Elle incarne le passage d'une ère où les
comètes
étaient des présages célestes imprévisibles à une ère de prédiction
et de compréhension physique, pour finalement offrir le spectacle inédit
d'une dissolution cataclysmique en direct, reliant de manière indélébile
ces vagabonds glacés aux essaims météoritiques que notre planète traverse
périodiquement. Son récit est une trame où se tissent la mécanique
céleste, la physique des corps mineurs et la naissance d'une nouvelle
branche de l'astronomie.
L'objet qui allait
devenir célèbre sous le nom de Biela fut initialement observé le 8 mars
1772 par Jacques Leibax Montaigne, à Limoges. Sa période orbitale fut
alors estimée à environ 6,6 années par Laplace, mais la comète fut
perdue, sa trajectoire n'étant pas déterminée avec une précision
suffisante pour garantir son identification lors de retours ultérieurs.
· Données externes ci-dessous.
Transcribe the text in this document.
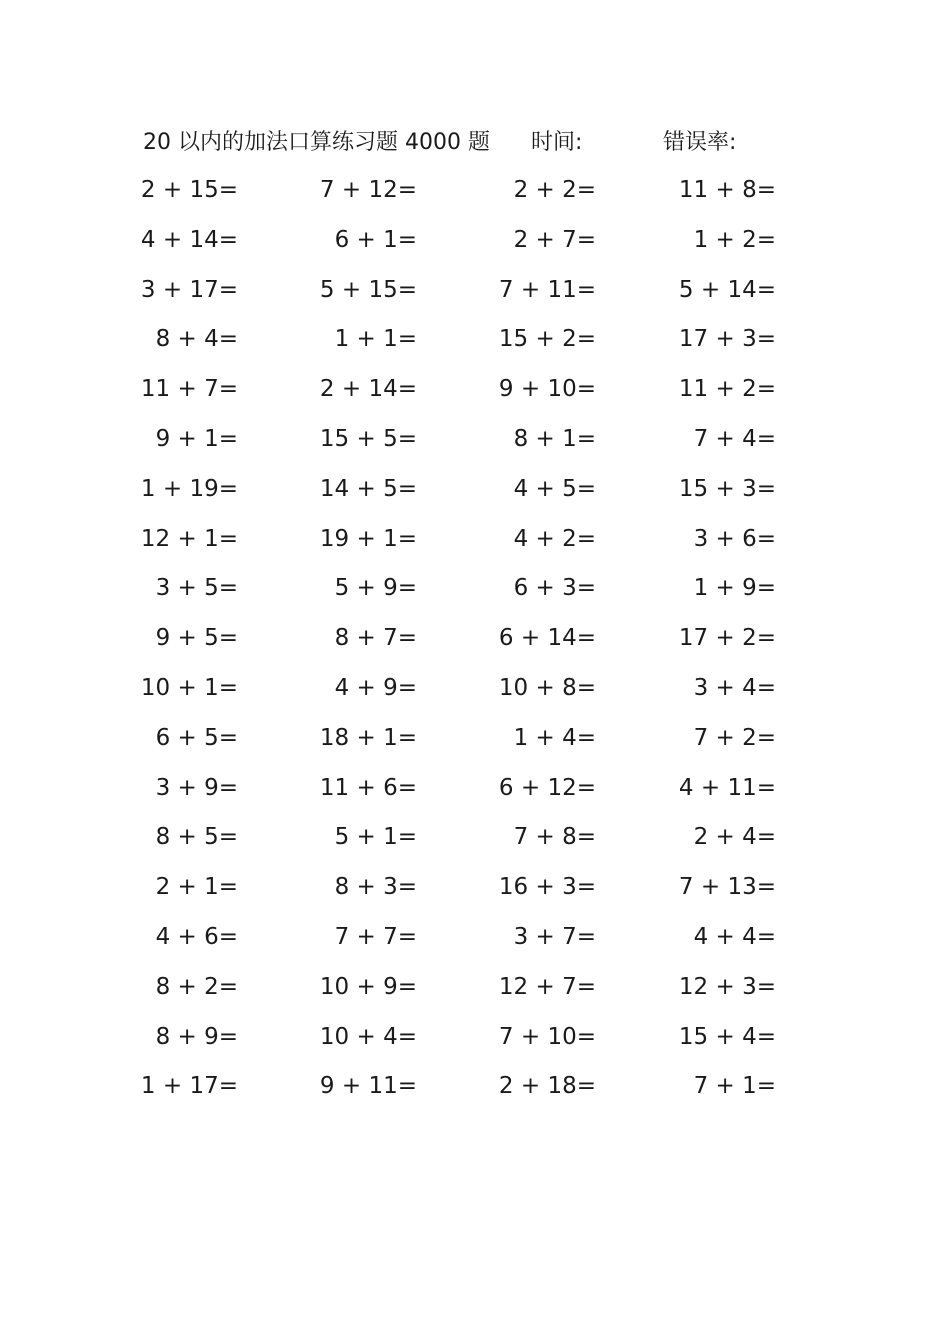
20 以内的加法口算练习题 4000 题 时间:	错误率:
2 + 15=	7 + 12=	2 + 2=	11 + 8=
4 + 14=	6 + 1=	2 + 7=	1 + 2=
3 + 17=	5 + 15=	7 + 11=	5 + 14=
8 + 4=	1 + 1=	15 + 2=	17 + 3=
11 + 7=	2 + 14=	9 + 10=	11 + 2=
9 + 1=	15 + 5=	8 + 1=	7 + 4=
1 + 19=	14 + 5=	4 + 5=	15 + 3=
12 + 1=	19 + 1=	4 + 2=	3 + 6=
3 + 5=	5 + 9=	6 + 3=	1 + 9=
9 + 5=	8 + 7=	6 + 14=	17 + 2=
10 + 1=	4 + 9=	10 + 8=	3 + 4=
6 + 5=	18 + 1=	1 + 4=	7 + 2=
3 + 9=	11 + 6=	6 + 12=	4 + 11=
8 + 5=	5 + 1=	7 + 8=	2 + 4=
2 + 1=	8 + 3=	16 + 3=	7 + 13=
4 + 6=	7 + 7=	3 + 7=	4 + 4=
8 + 2=	10 + 9=	12 + 7=	12 + 3=
8 + 9=	10 + 4=	7 + 10=	15 + 4=
1 + 17=	9 + 11=	2 + 18=	7 + 1=
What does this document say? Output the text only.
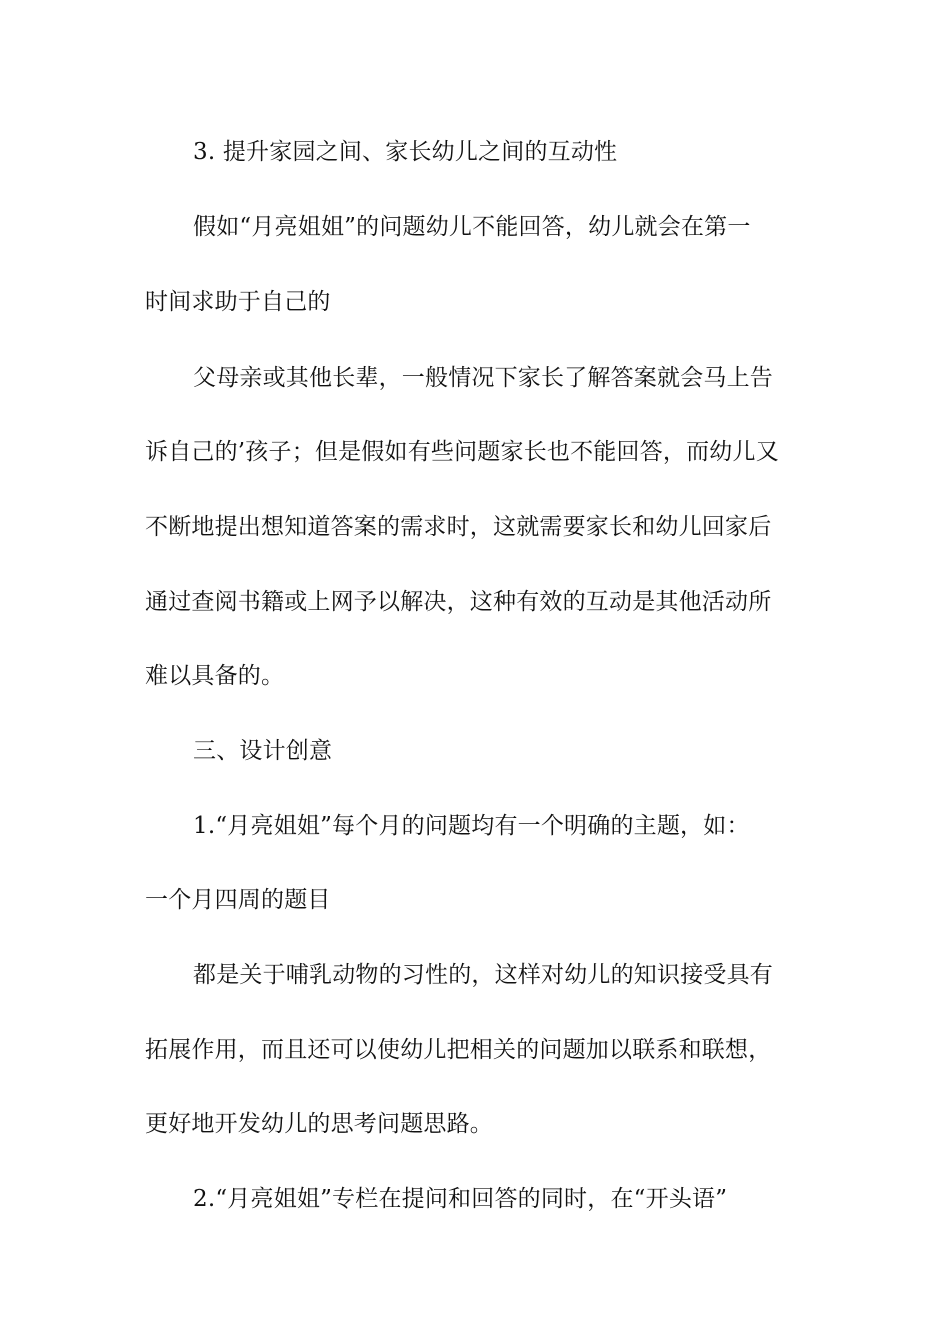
3. 提升家园之间、家长幼儿之间的互动性
假如“月亮姐姐”的问题幼儿不能回答，幼儿就会在第一
时间求助于自己的
父母亲或其他长辈，一般情况下家长了解答案就会马上告
诉自己的’孩子；但是假如有些问题家长也不能回答，而幼儿又
不断地提出想知道答案的需求时，这就需要家长和幼儿回家后
通过查阅书籍或上网予以解决，这种有效的互动是其他活动所
难以具备的。
三、设计创意
1.“月亮姐姐”每个月的问题均有一个明确的主题，如：
一个月四周的题目
都是关于哺乳动物的习性的，这样对幼儿的知识接受具有
拓展作用，而且还可以使幼儿把相关的问题加以联系和联想，
更好地开发幼儿的思考问题思路。
2.“月亮姐姐”专栏在提问和回答的同时，在“开头语”
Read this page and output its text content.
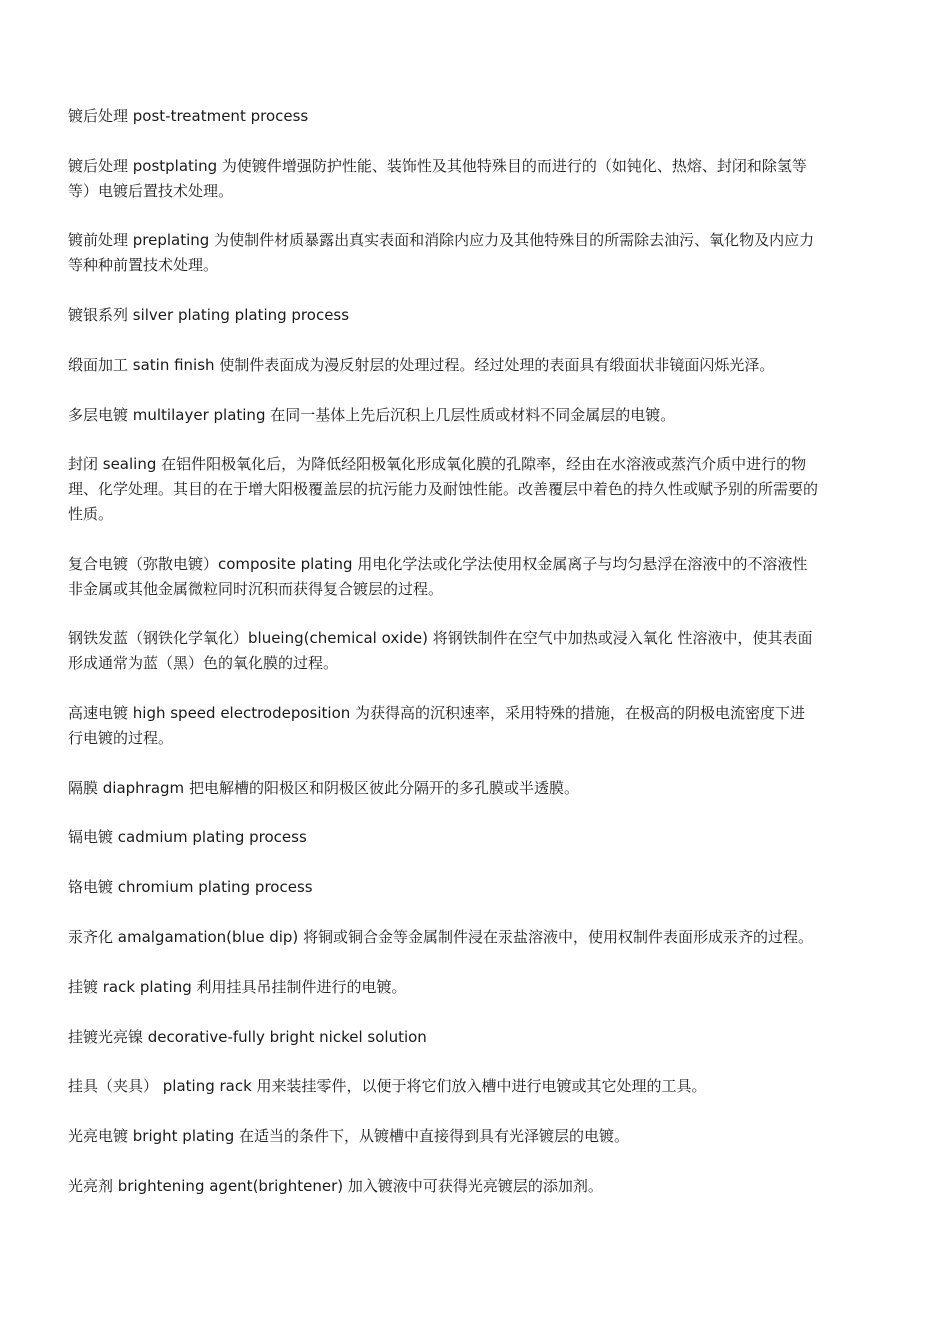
镀后处理 post-treatment process

镀后处理 postplating 为使镀件增强防护性能、装饰性及其他特殊目的而进行的（如钝化、热熔、封闭和除氢等等）电镀后置技术处理。

镀前处理 preplating 为使制件材质暴露出真实表面和消除内应力及其他特殊目的所需除去油污、氧化物及内应力等种种前置技术处理。

镀银系列 silver plating plating process

缎面加工 satin finish 使制件表面成为漫反射层的处理过程。经过处理的表面具有缎面状非镜面闪烁光泽。

多层电镀 multilayer plating 在同一基体上先后沉积上几层性质或材料不同金属层的电镀。

封闭 sealing 在铝件阳极氧化后，为降低经阳极氧化形成氧化膜的孔隙率，经由在水溶液或蒸汽介质中进行的物理、化学处理。其目的在于增大阳极覆盖层的抗污能力及耐蚀性能。改善覆层中着色的持久性或赋予别的所需要的性质。

复合电镀（弥散电镀）composite plating 用电化学法或化学法使用权金属离子与均匀悬浮在溶液中的不溶液性非金属或其他金属微粒同时沉积而获得复合镀层的过程。

钢铁发蓝（钢铁化学氧化）blueing(chemical oxide) 将钢铁制件在空气中加热或浸入氧化 性溶液中，使其表面形成通常为蓝（黑）色的氧化膜的过程。

高速电镀 high speed electrodeposition 为获得高的沉积速率，采用特殊的措施，在极高的阴极电流密度下进行电镀的过程。

隔膜 diaphragm 把电解槽的阳极区和阴极区彼此分隔开的多孔膜或半透膜。

镉电镀 cadmium plating process

铬电镀 chromium plating process

汞齐化 amalgamation(blue dip) 将铜或铜合金等金属制件浸在汞盐溶液中，使用权制件表面形成汞齐的过程。

挂镀 rack plating 利用挂具吊挂制件进行的电镀。

挂镀光亮镍 decorative-fully bright nickel solution

挂具（夹具） plating rack 用来装挂零件，以便于将它们放入槽中进行电镀或其它处理的工具。

光亮电镀 bright plating 在适当的条件下，从镀槽中直接得到具有光泽镀层的电镀。

光亮剂 brightening agent(brightener) 加入镀液中可获得光亮镀层的添加剂。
Il fallut attendre plus d'un demi-siècle pour que l'acteur principal
de cette histoire entre en scène. Le 27 février 1826, Wilhelm von Biela ,
un officier de l'armée autrichienne et astronome amateur, observa une
comète depuis sa station de Josefstadt, en Bohême. La découverte fut
rapidement confirmée par d'autres astronomes, notamment Jean-Félix
Adolphe Gambart
à Marseille, qui l'observa indépendamment dix jours plus tard. C'est
le calcul orbital qui scella le destin scientifique de cet astre. Gambart,
avec une perspicacité remarquable, calcula une orbite
et identifia la comète comme étant périodique, avec une période d'environ
6,6 ans. Il reconnut en elle le même objet que les comètes observées
en 1772 (Montaigne) et en 1805 (Pons). La comète reçut néanmoins le
nom de Biela, conformément à la tradition qui veut que la découverte
éponyme soit celle qui établit la périodicité. Ce fut seulement la
troisième comète, après celles de Halley
et d'Encke, dont la périodicité fut clairement
démontrée, consolidant l'héritage newtonien et la prédictibilité
du Système solaire.
Le retour de 1832
fut un triomphe pour la mécanique céleste
prédictive, calculé avec précision par Friedrich Wilhelm Bessel
et d'autres. L'événement déclencha une panique publique passagère,
car les calculs indiquaient que la comète traverserait le plan de l'orbite
terrestre à un moment où notre planète se trouverait à proximité,
suscitant des craintes irrationnelles de collision. Les astronomes, notamment
François Arago
en France, s'employèrent à rassurer la population en expliquant que
la Terre n'arriverait en fait en ce point de l'espace qu'un mois plus tard
et que donc la "rencontre" n'aurait lieu qu'à 80 millions de kilomètres
de distance. Ce retour permit d'affiner considérablement les éléments
orbitaux et de confirmer que la comète de Biela appartenait à la famille
des comètes de Jupiter, dont l'aphélie se situe non loin de l'orbite
de la planète géante. Les retours de 1839 furent défavorables à l'observation
en raison de la position de la comète par rapport au Soleil et à la Terre,
mais celui de 1846 allait entrer dans la légende.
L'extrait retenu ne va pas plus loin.